Tobias Seikel:Wir konzentrieren uns auf den Aufbau von Startups im Bereich Online und Mobile. Wir suchen nach attraktiven Marktsegmenten, also nach etwas, das andere noch nicht auf dem Schirm haben, nach Märkten, die noch nicht digitalisiert sind. Wenn wir das Thema – auch mit Experten – geprüft haben, suchen wir ein passendes Gründerteam und unterstützen es in allen Phasen beim Aufbau des Unternehmens. Wir haben bei uns knapp 25 Expertinnen und Experten aus verschiedenen Bereichen – Design und Programmierung, Produktmanagement, Online-Marketing, Business Intelligence, Service Center, Human Resources und PR. Hinzu kommt, dass wir die Finanzierung durch unsere Erfahrung und unser Netzwerk aus Investoren und Business Angels enorm beschleunigen und auf ein viel höheres Level heben können. Mit uns vermeidet man typische Fehler, die bei vielen Gründungen gemacht werden.

Was sind typische Fehler?

Tobias Seikel: Ein typischer Fehler ist, dass Gründer am Anfang versuchen, alles selbst zu machen. In der Regel ist nicht so viel Geld da, dass du dir sofort richtig gute Leute leisten kannst. Die brauchst du aber im Optimalfall, um sehr schnell eine Flughöhe zu erreichen, mit der du sichtbar wirst und dann auch Folgeinvestments einsammeln kannst. Wenn du als Gründer allein unterwegs bist, läufst du immer Gefahr, dich gnadenlos zu verzetteln. Das fängt schon mit der Kontoeröffnung an, geht über die Gründung beim Notar bis zu den ersten Einstellungsverträgen. In all diesen Bereichen und darüber hinaus versuchen wir, den Gründern den Rücken freizuhalten, sodass sie sich auf den Aufbau des Unternehmens konzentrieren können.

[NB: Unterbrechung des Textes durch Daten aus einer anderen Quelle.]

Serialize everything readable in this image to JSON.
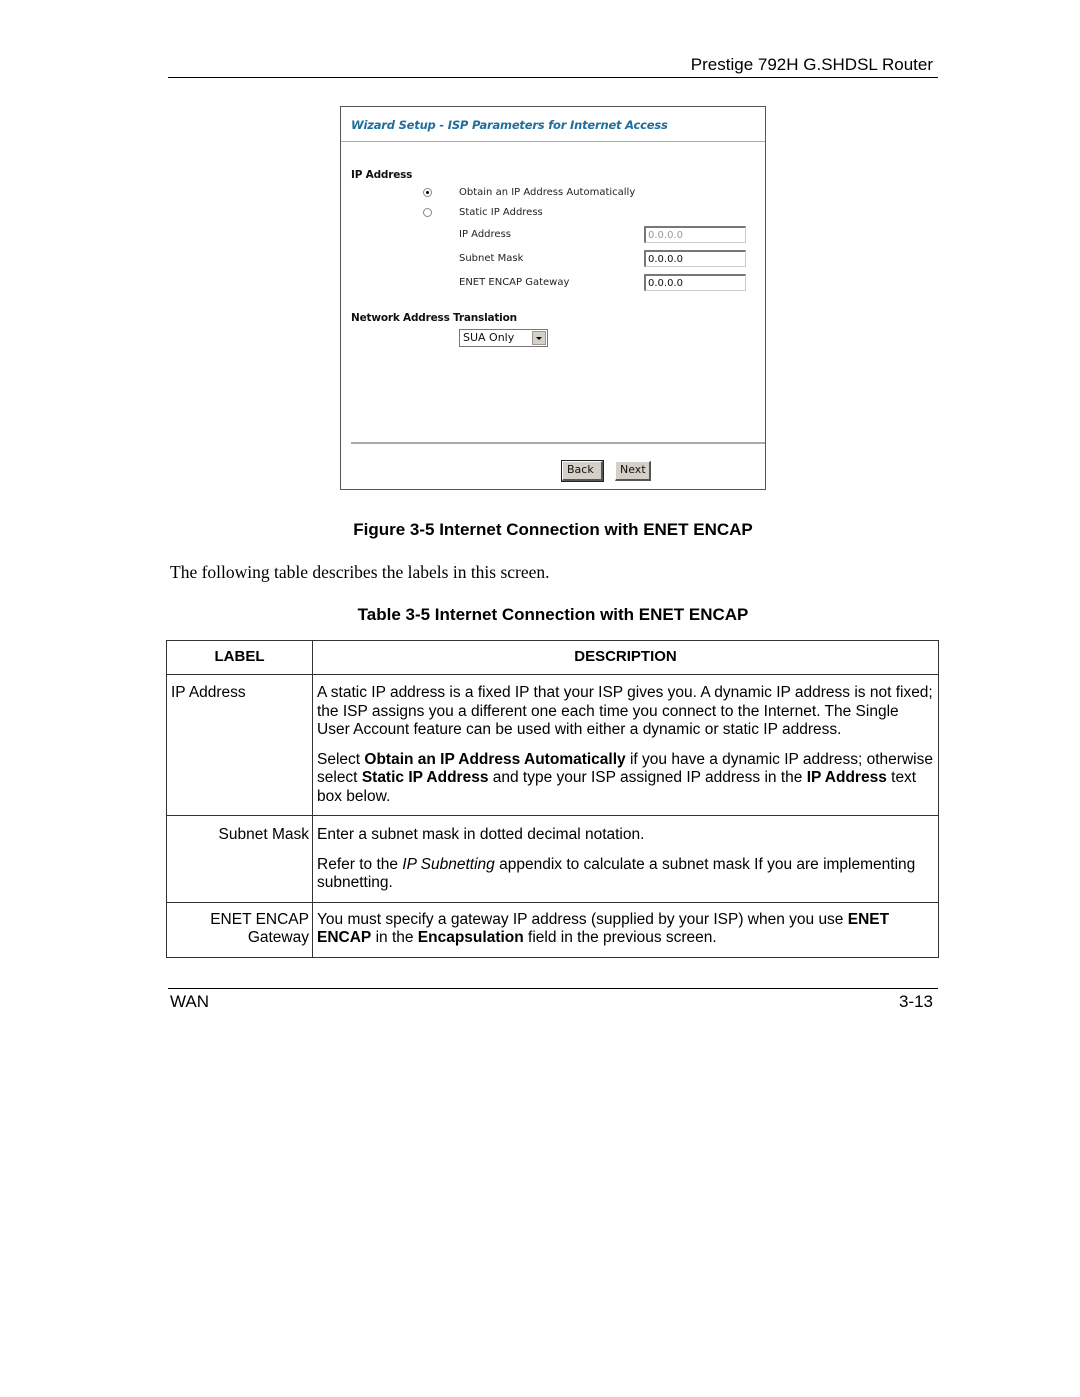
{
  "header": {
    "title": "Prestige 792H G.SHDSL Router"
  },
  "figure": {
    "wizard_title": "Wizard Setup - ISP Parameters for Internet Access",
    "ip_section_label": "IP Address",
    "radio_options": [
      {
        "label": "Obtain an IP Address Automatically",
        "checked": true
      },
      {
        "label": "Static IP Address",
        "checked": false
      }
    ],
    "fields": [
      {
        "label": "IP Address",
        "value": "0.0.0.0",
        "disabled": true
      },
      {
        "label": "Subnet Mask",
        "value": "0.0.0.0",
        "disabled": false
      },
      {
        "label": "ENET ENCAP Gateway",
        "value": "0.0.0.0",
        "disabled": false
      }
    ],
    "nat_section_label": "Network Address Translation",
    "nat_selected": "SUA Only",
    "back_label": "Back",
    "next_label": "Next",
    "caption": "Figure 3-5 Internet Connection with ENET ENCAP"
  },
  "intro_text": "The following table describes the labels in this screen.",
  "table": {
    "caption": "Table 3-5 Internet Connection with ENET ENCAP",
    "headers": [
      "LABEL",
      "DESCRIPTION"
    ],
    "rows": [
      {
        "label": "IP Address",
        "p1": "A static IP address is a fixed IP that your ISP gives you. A dynamic IP address is not fixed; the ISP assigns you a different one each time you connect to the Internet. The Single User Account feature can be used with either a dynamic or static IP address.",
        "p2_parts": [
          "Select ",
          "Obtain an IP Address Automatically",
          " if you have a dynamic IP address; otherwise select ",
          "Static IP Address",
          " and type your ISP assigned IP address in the ",
          "IP Address",
          " text box below."
        ]
      },
      {
        "label": "Subnet Mask",
        "p1": "Enter a subnet mask in dotted decimal notation.",
        "p2_parts": [
          "Refer to the ",
          "IP Subnetting",
          " appendix to calculate a subnet mask If you are implementing subnetting."
        ]
      },
      {
        "label_line1": "ENET ENCAP",
        "label_line2": "Gateway",
        "p1_parts": [
          "You must specify a gateway IP address (supplied by your ISP) when you use ",
          "ENET ENCAP",
          " in the ",
          "Encapsulation",
          " field in the previous screen."
        ]
      }
    ]
  },
  "footer": {
    "section": "WAN",
    "page": "3-13"
  }
}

Wie viele Gründungen macht ihr pro Jahr?

Tobias Seikel:Es gibt keine feste Anzahl. Das hängt davon ab, wie viele Themen wir finden und wie viele wir dann auch ressourcentechnisch umsetzen können. Über die sieben Jahre unseres Bestehens haben wir im Schnitt drei Gründungen pro Jahr angeschoben. Es können aber mit der Plattform, die wir mittlerweile aufgebaut haben, künftig sicherlich auch noch ein paar mehr sein. Allerdings ist unser Gründungsansatz sehr beratungsintensiv, und irgendwann kommen auch wir vier Geschäftsführer an unsere Grenzen. Die Frage ist dann immer, wie viel Zeit für die Betreuung du dann noch hast. Wir werden besonders intensiv in den ersten zwei, drei Jahren gebraucht, danach sind die Teams schon sehr autonom unterwegs – siehe Rebelle, Pflege.de oder Toptranslation.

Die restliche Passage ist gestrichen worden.